On Wednesday 18 December 2002 13:18, Hallam-Baker, Phillip wrote:
> I.E. we can assume a total compromise of the Locate service,
> Mallet has full control over it and there is no compromise of
> the system other than a loss of service.

There is a compromise in that I might ask John's email address, and I will 
be given the wrong information (e.g., address). 

> Failure of as validate service MAY result in a failure of the
> system as a whole because the client MAY rely on it.

There is a compromise in that I might ask John's email address as bound to a 
public key, and I will be given the wrong information (e.g., key). 

(I presume the "MAY"s are not meant in the RFC sense, what do you mean by 
"system as a whole"?)

> There is no such thing as a 10% untrusted system, it is like
> being pregnant, either you are trusted or you are not.

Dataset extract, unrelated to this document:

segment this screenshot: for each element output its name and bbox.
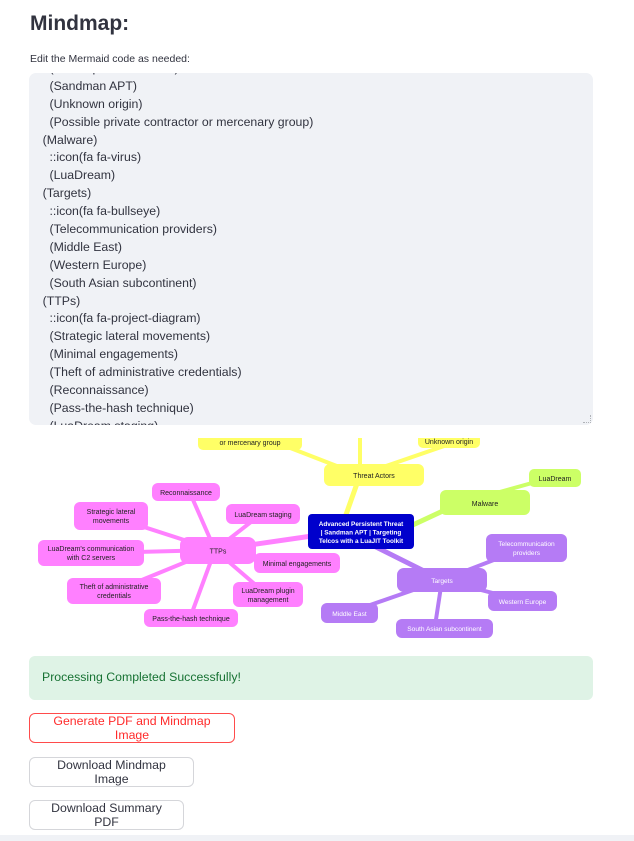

In this sense then, if you are phb:trusted with respect to some 
action/assertion, others are acting as if you were 100% phb:trust-worthy. 
That might not be true in reality, nor do others necessarily consider you 
100% trust-worthy; they might consider you 99% trust-worthy but with 
respect to that action/assertion that action/acceptance is as if you were 
and you accept the 1% risk or indemnify it by other means (e.g., insurance, 
futures, etc.) Regardless, there's innumerable understandings of trust [1] 
that are further complicated by some of the odd ways in which we overload 
and use the term in English. Absent specific and shared definitions of 
these terms, I'd like to avoid the term all-together and substitute a more 
precise understanding of what we are trying to say in its place.

To that end, I'm glad we've stopped speaking of locate and validate as 
"trust services." I've tweaked the text in 3.3 to further this..

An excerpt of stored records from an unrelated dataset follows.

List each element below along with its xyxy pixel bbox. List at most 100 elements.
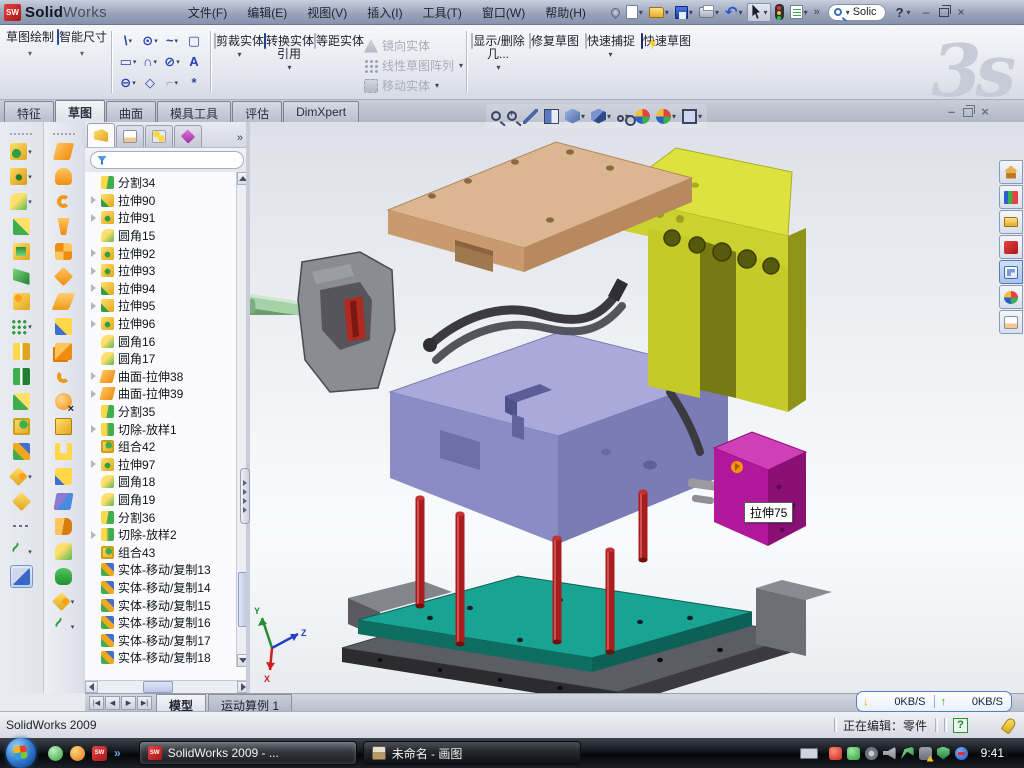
feature-tool-button[interactable]: ▾	[13, 490, 30, 513]
pin-icon[interactable]	[609, 7, 622, 18]
feature-tree-item[interactable]: 拉伸97	[91, 456, 249, 474]
feature-tree-item[interactable]: 圆角16	[91, 332, 249, 350]
feature-tree-item[interactable]: 圆角18	[91, 473, 249, 491]
sketch-entity-button[interactable]: ▭▾	[117, 51, 139, 72]
minimize-button[interactable]: –	[919, 5, 934, 19]
sync-tray-icon[interactable]	[955, 747, 968, 760]
ribbon-tab[interactable]: 评估	[232, 101, 282, 122]
antivirus-tray-icon[interactable]	[847, 747, 860, 760]
feature-tree-item[interactable]: 圆角19	[91, 491, 249, 509]
options-button[interactable]: ▾	[788, 4, 810, 20]
surface-tool-button[interactable]: ▾	[53, 615, 75, 638]
search-input[interactable]: Solic	[853, 6, 877, 18]
feature-tree-item[interactable]: 拉伸91	[91, 209, 249, 227]
doc-close-button[interactable]: ×	[981, 106, 989, 118]
sketch-entity-button[interactable]: *▾	[183, 72, 205, 93]
feature-tree-item[interactable]: 实体-移动/复制13	[91, 561, 249, 579]
security-alert-tray-icon[interactable]	[829, 747, 842, 760]
feature-tool-button[interactable]: ▾	[10, 465, 32, 488]
taskbar-task-button[interactable]: 未命名 - 画图	[363, 741, 581, 765]
expand-arrow-icon[interactable]	[91, 457, 101, 471]
feature-tool-button[interactable]: ▾	[13, 515, 30, 538]
view-tool-button[interactable]: ▾	[489, 109, 503, 123]
feature-manager-tab[interactable]	[145, 125, 173, 147]
scroll-left-icon[interactable]	[85, 681, 98, 693]
expand-arrow-icon[interactable]	[91, 317, 101, 331]
command-button[interactable]: 快速草图 ▾	[638, 29, 694, 74]
feature-tool-button[interactable]: ▾	[13, 390, 30, 413]
view-tool-button[interactable]: ▾	[680, 107, 704, 126]
feature-tree-item[interactable]: 圆角17	[91, 350, 249, 368]
expand-arrow-icon[interactable]	[91, 193, 101, 207]
surface-tool-button[interactable]: ▾	[55, 465, 72, 488]
surface-tool-button[interactable]: ▾	[55, 490, 72, 513]
sketch-entity-button[interactable]: ~▾	[161, 30, 183, 51]
feature-manager-tab[interactable]	[87, 123, 115, 147]
sketch-entity-button[interactable]: ⊖▾	[117, 72, 139, 93]
view-tool-button[interactable]: ▾	[589, 107, 613, 126]
search-box[interactable]: ▾ Solic	[828, 4, 886, 21]
sketch-entity-button[interactable]: ▢▾	[183, 30, 205, 51]
start-button[interactable]	[6, 738, 36, 768]
ribbon-tab[interactable]: 草图	[55, 100, 105, 122]
feature-tree-item[interactable]: 组合43	[91, 543, 249, 561]
feature-tool-button[interactable]: ▾	[13, 290, 30, 313]
sketch-entity-button[interactable]: ⌐▾	[161, 72, 183, 93]
tree-horizontal-scrollbar[interactable]	[85, 680, 250, 693]
expand-arrow-icon[interactable]	[91, 281, 101, 295]
view-tool-button[interactable]: ▾	[542, 107, 561, 126]
network-warning-tray-icon[interactable]	[919, 747, 932, 760]
graphics-viewport[interactable]: Y Z X	[250, 122, 1024, 693]
expand-arrow-icon[interactable]	[91, 246, 101, 260]
feature-tool-button[interactable]: ▾	[10, 565, 33, 588]
feature-tree-item[interactable]: 拉伸94	[91, 280, 249, 298]
menu-item[interactable]: 文件(F)	[179, 1, 236, 24]
feature-tool-button[interactable]: ▾	[13, 215, 30, 238]
quick-launch-icon[interactable]	[70, 746, 85, 761]
menu-item[interactable]: 视图(V)	[298, 1, 356, 24]
quick-launch-overflow-icon[interactable]: »	[114, 746, 121, 760]
feature-tree-item[interactable]: 组合42	[91, 438, 249, 456]
surface-tool-button[interactable]: ▾	[57, 190, 70, 213]
scrollbar-thumb[interactable]	[143, 681, 173, 693]
taskbar-clock[interactable]: 9:41	[981, 746, 1004, 760]
command-button[interactable]: 修复草图 ▾	[526, 29, 582, 74]
surface-tool-button[interactable]: ▾	[55, 265, 72, 288]
feature-tree-item[interactable]: 圆角15	[91, 227, 249, 245]
command-button[interactable]: 等距实体 ▾	[314, 29, 364, 74]
help-button[interactable]: ?▾	[892, 4, 913, 21]
menu-item[interactable]: 工具(T)	[414, 1, 471, 24]
tab-nav-button[interactable]: ◀	[105, 696, 120, 710]
feature-tool-button[interactable]: ▾	[13, 440, 30, 463]
feature-tool-button[interactable]: ▾	[13, 365, 30, 388]
shield-tray-icon[interactable]	[937, 747, 950, 760]
quick-tips-icon[interactable]: ?	[953, 718, 968, 733]
task-pane-tab[interactable]	[999, 185, 1023, 209]
surface-tool-button[interactable]: ▾	[55, 565, 72, 588]
toolbar-overflow-icon[interactable]: »	[812, 5, 822, 19]
expand-arrow-icon[interactable]	[91, 264, 101, 278]
task-pane-tab[interactable]	[999, 160, 1023, 184]
view-tool-button[interactable]: ▾	[521, 107, 540, 126]
view-tool-button[interactable]: ▾	[615, 109, 631, 124]
task-pane-tab[interactable]	[999, 210, 1023, 234]
surface-tool-button[interactable]: ▾	[55, 540, 72, 563]
feature-tool-button[interactable]: ▾	[13, 240, 30, 263]
open-button[interactable]: ▾	[647, 6, 671, 19]
feature-tool-button[interactable]: ▾	[13, 415, 30, 438]
sketch-entity-button[interactable]: ◇▾	[139, 72, 161, 93]
expand-arrow-icon[interactable]	[91, 211, 101, 225]
model-gray-clamp[interactable]	[298, 252, 395, 392]
tab-nav-button[interactable]: ▶	[121, 696, 136, 710]
surface-tool-button[interactable]: ▾	[55, 215, 72, 238]
solidworks-quick-launch-icon[interactable]: SW	[92, 746, 107, 761]
surface-tool-button[interactable]: ▾	[57, 365, 70, 388]
sketch-entity-button[interactable]: ⊙▾	[139, 30, 161, 51]
feature-tree-item[interactable]: 拉伸92	[91, 244, 249, 262]
close-button[interactable]: ×	[954, 5, 969, 19]
surface-tool-button[interactable]: ▾	[55, 290, 72, 313]
command-button[interactable]: 显示/删除几... ▾	[470, 29, 526, 74]
feature-tree-item[interactable]: 分割35	[91, 403, 249, 421]
print-button[interactable]: ▾	[697, 6, 721, 19]
surface-tool-button[interactable]: ▾	[55, 340, 72, 363]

3.3 Using Locate and Validate

The Locate and Validate operations are both used to obtain information about 
a public key from an XKMS Service. Locate and Validate services are both 
expected to attempt to provide correct information to the requestor. They 
differ in the extent to which the service endeavors to ascertain, and 
consequently vouch for, the accuracy of the information returned. A 
Location service will return information that is to the best of its 
knowledge accurate. A Validation service will perform additional processing 
such as cryptographic validation over statements and policies under some 
definition of trust/validity such as [insert favorite: PGP's web of trust, 
OCSP, etc.] 

Information obtained from a Locate service can not be consider reliable. 
This can be remedied by forwarding the data to a Validate service or by 
performing the necessary processing locally.

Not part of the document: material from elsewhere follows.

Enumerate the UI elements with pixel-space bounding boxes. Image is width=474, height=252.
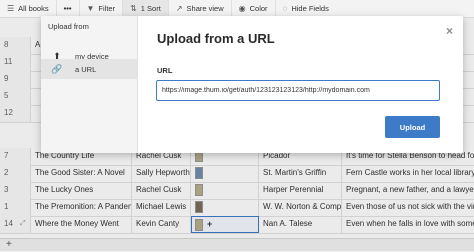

For example a Locate Service might act as an aggregator of public key 
related information obtained from a variety of sources without performing 
any checks to determine whether specific information is current or 
establishing any formal trust policy. Such a service would correspond to 
the role of a directory in a traditional PKI. A Validate service might 
provide a service that validates key information presented to it but does 
not provide aggregation services. An email client might use a pair of such 
services in combination to obtain a valid public key for the intended 
recipient of an encrypted email by first querying the Locate service and 
then forward the information received to a Validate service (Figure 4).